The first part of the study involved examination of all patients by the Artemis Insight 100 before surgery, from which the average values of ACW, ACA, ATA, ACD, CLR, STS, STSL and CBID were measured and entered into the ICL Sizing Calculator Version 1.1 (https://www.iclsizing.com), and the predicted vault for each size (12.1 mm, 12.6 mm, 13.2 mm and 13.7 mm) were recorded. In contrast, the sizes of implanted ICL were traditionally chose by OCOS (https://ocos.staarag.ch), mainly considering the values of WTW and ACD. The patients were followed up, and the achieved lens vault at one month after the surgery was compared to the predicted vault from the corresponding ICL size. Linear regression was performed to analyze the relationship between the predicted and achieved vault, and an optimized vault-predicting formula was established.

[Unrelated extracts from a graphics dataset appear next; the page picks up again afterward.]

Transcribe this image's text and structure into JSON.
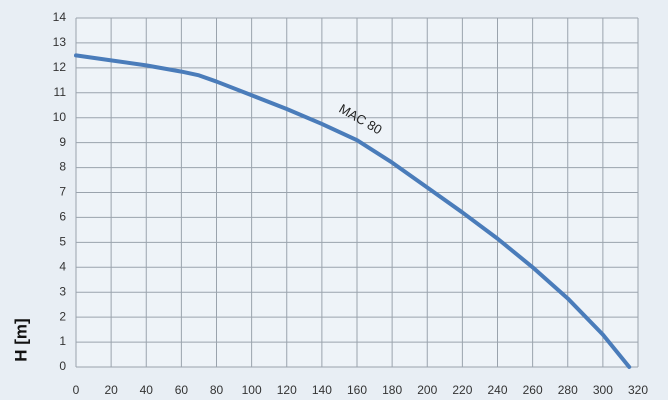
{
  "chart_data": {
    "type": "line",
    "y_label": "H [m]",
    "annotation": "MAC 80",
    "series": [
      {
        "name": "MAC 80",
        "color": "#4a7cba",
        "x": [
          0,
          20,
          40,
          60,
          70,
          80,
          100,
          120,
          140,
          160,
          180,
          200,
          220,
          240,
          260,
          280,
          300,
          315
        ],
        "values": [
          12.5,
          12.3,
          12.1,
          11.85,
          11.7,
          11.45,
          10.9,
          10.35,
          9.75,
          9.1,
          8.2,
          7.2,
          6.2,
          5.15,
          4.0,
          2.75,
          1.3,
          0
        ]
      }
    ],
    "xlim": [
      0,
      320
    ],
    "xticks": [
      0,
      20,
      40,
      60,
      80,
      100,
      120,
      140,
      160,
      180,
      200,
      220,
      240,
      260,
      280,
      300,
      320
    ],
    "ylim": [
      0,
      14
    ],
    "yticks": [
      0,
      1,
      2,
      3,
      4,
      5,
      6,
      7,
      8,
      9,
      10,
      11,
      12,
      13,
      14
    ],
    "grid": true
  }
}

The validation of the optimized vault-predicting formula

The second part of the study aimed to evaluate the accuracy of the optimized vault-predicting formula according to the following protocol: the patients received the Artemis Insight 100 examination and the predicted vault for every ICL size was recorded as described in the first part. Then the predicted vault was inserted into the optimized vault-predicting formula, and the optimized predicted vault for each size, namely 12.1 mm, 12.6 mm, 13.2 mm and 13.7 mm was recorded. In contrast to the optimization study, the size of ICL implanted was selected based on the optimized vault-predicting formula, which means the size with the value of optimized predicted vault closest to 500 μm was selected to be used in the surgery. For example, if in a patient the optimized predicted vault was 488 μm for a 12.6 mm-lens and 818 μm for a 13.2 mm-lens, then the 12.6 mm-lens would have been used in the surgery. The lens vault at one month after surgery was also recorded. Finally, the degree of agreement between the achieved vault and optimized predicted vault was analyzed to validate the optimized vault-predicting formula.

Measurement of vault

The distance between the posterior surface of the V4c ICL and anterior lens capsule (namely, the lens vault, abbreviated as LV) was measured using a swept-source OCT, CASIA SS-1000 (Tomey Corp., Nagoya, Japan). All measurements were performed by the same ophthalmologist (FQ) three times under the same indoor light for all patients, and the average values were recorded. For the LV at one month after surgery, 250–750 μm was defined as moderate vaulting, < 250 μm as low vaulting, and > 750 μm as high vaulting 33.

Statistical analysis

Statistical processing of data was performed using SPSS (version 25.0) for Windows (IBM Corp., Armonk, NY, USA) and MedCalc (version 15.2.2) for Windows (MedCalc Software Ltd., Ostend, Belgium). Descriptive statistics, such as mean values and standard deviations were used to quantitatively summarize data. Continuous data conforming to the normal distribution (according to the Kolmogorov–Smirnov test) were presented as means ± standard deviations (SD). Non-normally distributed data were presented as medians (ranges). Categorical data were presented as frequencies (percentage) and analyzed using the Chi-square test or Fisher’s exact test. The relationship between the predicted vault and postoperative ICL vaulting at one month was evaluated using linear regression, and the optimized vault-predicting formula was thereafter established. Bland–Altman plots with 95% limits of agreement (LoA) were used to analyze the difference between optimized predicted vault and postoperative ICL vault at one month.